Questions à propos du livre d’Houria Bouteldja
Critique du dernier livre d’Houria Bouteldja : « Beaufs et barbares, Le pari du nous » La Fabrique éditions (2023) par un militant juif antiraciste.
La dette
L’antiracisme doit beaucoup à Houria Bouteldja.
D’autres qu’elle, sociologues, philosophes, historiens… décoloniaux ont amené la question de la race dans la vie politique et sociale française.
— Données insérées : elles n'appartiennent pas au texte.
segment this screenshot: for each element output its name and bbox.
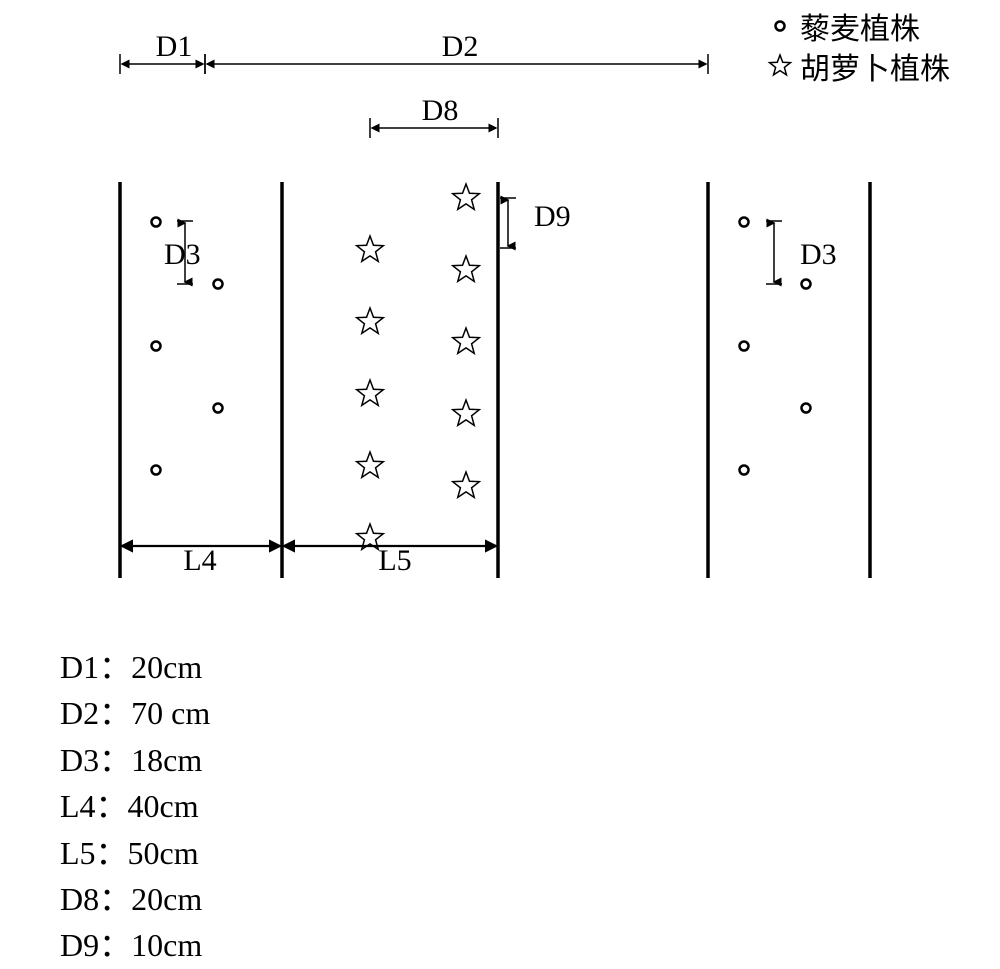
- dim-label-D3: D3: [164, 238, 201, 271]
- measurement-row: D9：10cm: [60, 922, 210, 968]
- carrot-star: [357, 452, 384, 477]
- measurements-list: D1：20cmD2：70 cmD3：18cmL4：40cmL5：50cmD8：2…: [60, 644, 210, 969]
- carrot-star: [453, 400, 480, 425]
- quinoa-dot: [740, 342, 749, 351]
- carrot-star-icon: [760, 51, 800, 81]
- legend-label: 胡萝卜植株: [800, 44, 950, 88]
- dim-label-D3: D3: [800, 238, 837, 271]
- quinoa-dot: [152, 342, 161, 351]
- carrot-star: [453, 256, 480, 281]
- quinoa-dot: [214, 280, 223, 289]
- measurement-row: D2：70 cm: [60, 690, 210, 736]
- dim-label-D2: D2: [442, 30, 479, 63]
- carrot-star: [357, 380, 384, 405]
- planting-diagram: D1 D2 D8 L4 L5 D3 D3 D9: [0, 0, 1000, 640]
- dim-label-L5: L5: [378, 544, 411, 577]
- legend: 藜麦植株胡萝卜植株: [760, 6, 950, 86]
- carrot-star: [357, 308, 384, 333]
- legend-row: 胡萝卜植株: [760, 46, 950, 86]
- quinoa-dot: [740, 466, 749, 475]
- measurement-row: L4：40cm: [60, 783, 210, 829]
- quinoa-dot: [214, 404, 223, 413]
- quinoa-dot: [152, 466, 161, 475]
- carrot-star: [453, 328, 480, 353]
- quinoa-dot: [802, 404, 811, 413]
- measurement-row: D1：20cm: [60, 644, 210, 690]
- dim-label-D1: D1: [156, 30, 193, 63]
- carrot-star: [453, 472, 480, 497]
- quinoa-dot: [802, 280, 811, 289]
- dim-label-D8: D8: [422, 94, 459, 127]
- quinoa-dot-icon: [760, 11, 800, 41]
- measurement-row: D3：18cm: [60, 737, 210, 783]
- carrot-star: [453, 184, 480, 209]
- carrot-star: [357, 236, 384, 261]
- quinoa-dot: [740, 218, 749, 227]
- measurement-row: D8：20cm: [60, 876, 210, 922]
- measurement-row: L5：50cm: [60, 830, 210, 876]
- legend-row: 藜麦植株: [760, 6, 950, 46]
- legend-label: 藜麦植株: [800, 4, 920, 48]
- quinoa-dot: [152, 218, 161, 227]
- dim-label-D9: D9: [534, 200, 571, 233]
- dim-label-L4: L4: [183, 544, 216, 577]
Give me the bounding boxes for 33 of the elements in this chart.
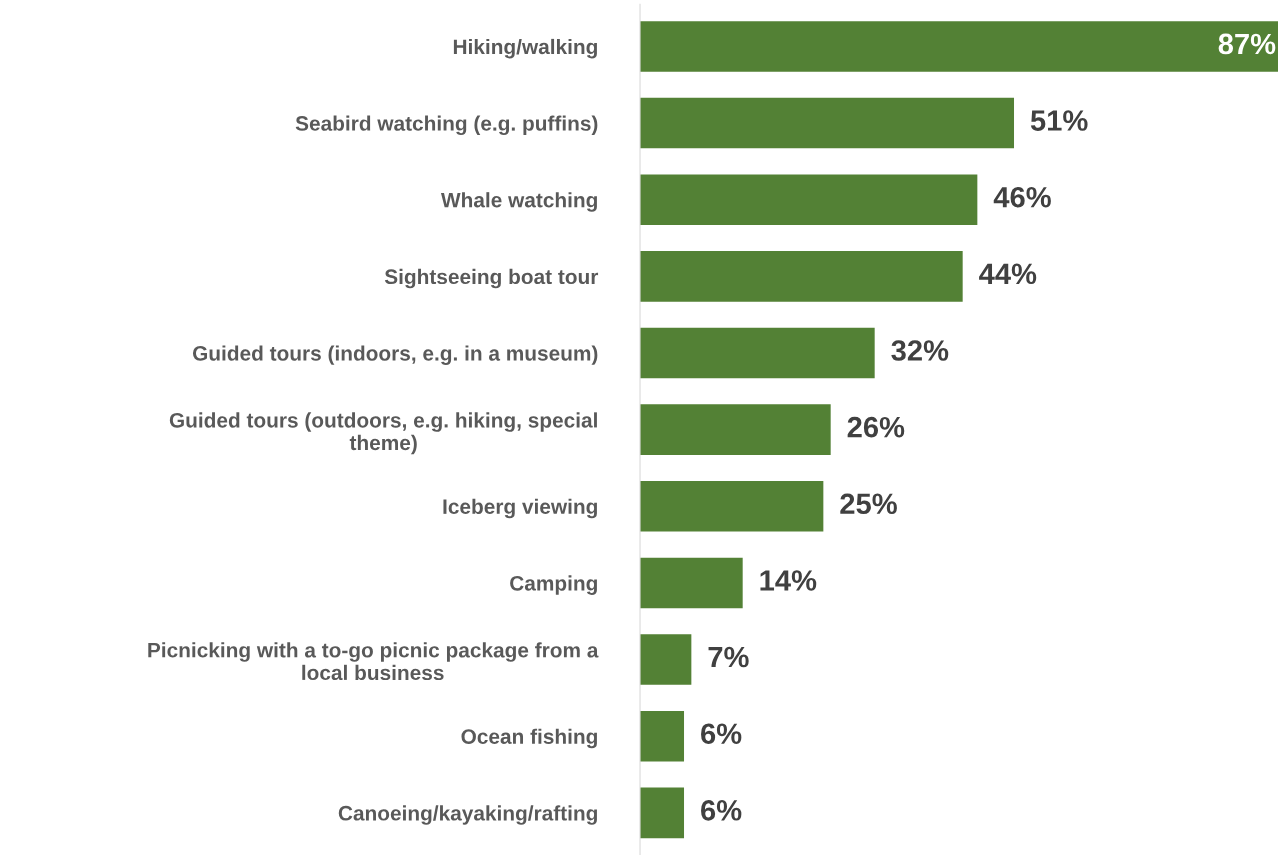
bar	[640, 634, 692, 685]
y-tick-label: Whale watching	[440, 192, 597, 212]
data-label: 32%	[891, 340, 949, 361]
bar	[640, 97, 1015, 149]
data-label: 87%	[1218, 33, 1276, 55]
y-tick-label: Camping	[510, 575, 597, 595]
bar	[640, 710, 685, 762]
bar	[640, 327, 875, 379]
data-label: 7%	[708, 646, 749, 668]
data-label: 6%	[701, 723, 742, 745]
bar	[640, 480, 824, 532]
y-tick-label: Picnicking with a to-go picnic package from a local business	[148, 642, 599, 681]
data-label: 51%	[1030, 110, 1088, 131]
y-tick-label: Ocean fishing	[461, 728, 597, 749]
y-tick-label: Guided tours (indoors, e.g. in a museum)	[192, 345, 598, 365]
bar	[640, 174, 978, 225]
bar	[640, 21, 1278, 72]
bar	[640, 251, 963, 302]
y-tick-label: Guided tours (outdoors, e.g. hiking, special theme)	[169, 412, 597, 455]
data-label: 25%	[840, 493, 897, 515]
data-label: 46%	[993, 186, 1051, 208]
data-label: 44%	[979, 263, 1037, 285]
y-tick-label: Hiking/walking	[453, 38, 597, 59]
bar	[640, 404, 831, 455]
data-label: 14%	[760, 570, 817, 591]
y-tick-label: Canoeing/kayaking/rafting	[338, 805, 597, 825]
data-label: 6%	[701, 800, 742, 821]
bar	[640, 787, 685, 839]
y-tick-label: Seabird watching (e.g. puffins)	[295, 115, 598, 136]
y-tick-label: Iceberg viewing	[443, 498, 597, 519]
y-tick-label: Sightseeing boat tour	[384, 268, 599, 289]
data-label: 26%	[847, 416, 905, 438]
bar	[640, 557, 743, 609]
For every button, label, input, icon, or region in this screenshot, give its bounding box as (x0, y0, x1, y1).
Mais la manière dont elle a bousculé le paysage politique et contribué à créer un courant de l’antiracisme politique et décolonial, imposant – avec le PIR – ces thèmes à une partie de l’extrême gauche et gagnant même du terrain du côté des réformistes de LFI, mérite un coup de chapeau.
La virulence qu’on lui connaît et ce rôle central ont valu à Houria Bouteldja des attaques ignobles de laïcards républicains et de tout ce courant réactionnaire qui fait de la chasse au woke son loisir préféré. L’accusation récurrente d’antisémitisme eût beau être démentie par une lecture sérieuse de ses écrits, elle s’est pérennisée dans un réflexe pavlovien, en particulier chez les sionistes qui en font leur arme de dissuasion massive, en défense du très raciste apartheid israélien. Dans un climat régressif, cette pression, qui allait avec l’interdiction du CCIF, les fermetures de mosquées et les délires zemmouriens, a pesé sur sa personne et sur l’ensemble du mouvement antiraciste décolonial.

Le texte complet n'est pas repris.